The solutions that try to get around this are the numerous add-on products that use Salesforce to track marketing activity, and use custom objects, campaigns, and other round-about ways to cobble together something for Marketing.
The truth is, neither of these options is particularly effective, but there are some important weaknesses among the add-on tools.
1. CRM Ownership
Add-on products frequently require changes to Salesforce.com in order to be functional. Most often, Marketing doesn’t actually own Salesforce.com. The result is that marketers have to request fields, objects, and other changes from whomever manages Sales Operations, wait for those to be built – never a high priority – and then see if they’re actually able to report what they want. As a friend of mine in operations, whose company uses one of these solutions, said, “Kill me now. They tried to solve one of our issues by creating yet another custom object and another custom report type!” It’s not a solution if the answer to every question is another custom object, which will only annoy (at best…) your Sales Ops team and slow down your SFDC instance. Too many custom objects will make your Salesforce harder to navigate, and disrupt agility across the board by making it more difficult to remediate data and move quickly as a team and a company.
2. Sales Processes
A lot of those same point solutions require changes to the sales process in order to do the tracking to create reports. For a lot of organizations, that’s a non-starter. Sales has its own methods, and changing those is hard in some organizations and impossible in others. The CEO of a consulting agency recently told me about a client they had: “The product they looked at needed the sales process to change. At a large multi-national, that just wasn’t ever going to be possible. They couldn’t even consider that solution for their reporting.”
3. Data Bloat
These add-on products store the data in Salesforce.com. That’s a lot of data, considering all the multi-touches, number of leads, and the way Salesforce.com stores custom objects and campaign data. And storing data costs money. One organization recently told my colleague that fully half of all the data they paid for in Salesforce was simply to have marketing reporting through an add-on. Over time, that gets even more costly as more information is added.
4. Partial Visibility
While using one of these products, you only get a few of your touches in your Salesforce.com. You can’t add in data sources such as offline and web activity in an effective way and, in some cases, have to throttle back the sources you have. Because you’re storing so much data, you have to be selective about how many touches you store — first and last before conversion? Three? Five? What about after the opportunity is created? If you’re being selective, and you have a maximum, you’re not seeing the true path of the lead and you’re making business decisions based on a fraction of the true data, which is being collected, but — because of the throttling to save data space — not received.

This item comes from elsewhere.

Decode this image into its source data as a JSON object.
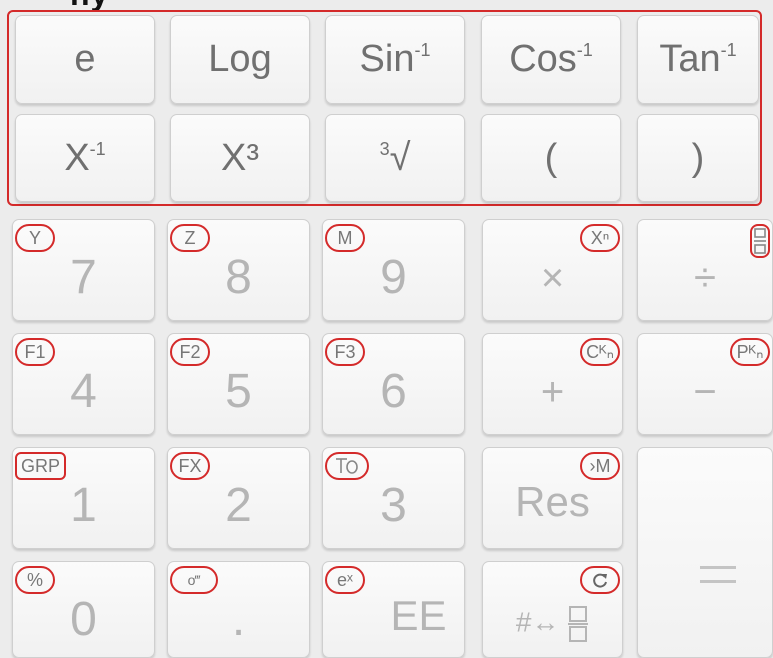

Ever since I first implemented marketing automation, I’ve needed easy-to-get reports that didn’t require excess labor or reconfiguration, that were in a format I could share with my executives, from CEO to VP Finance to VP Marketing, and that were real-time. Reports and metrics we could use to make good decisions — quickly — about the marketing investments and campaigns that would create the most pipeline in the shortest amount of time. That’s not so much to ask for, is it? A dashboard that uses marketing data that Marketing controls, has on-demand reports, includes all the information from web, marketing automation, and sales, and doesn’t require changes to the CRM or the sales process?
Turns out it’s not a lot to ask if you ask the right people. Which is why I’ve now got my own BrightFunnel dashboards to report on Marketing’s effectiveness.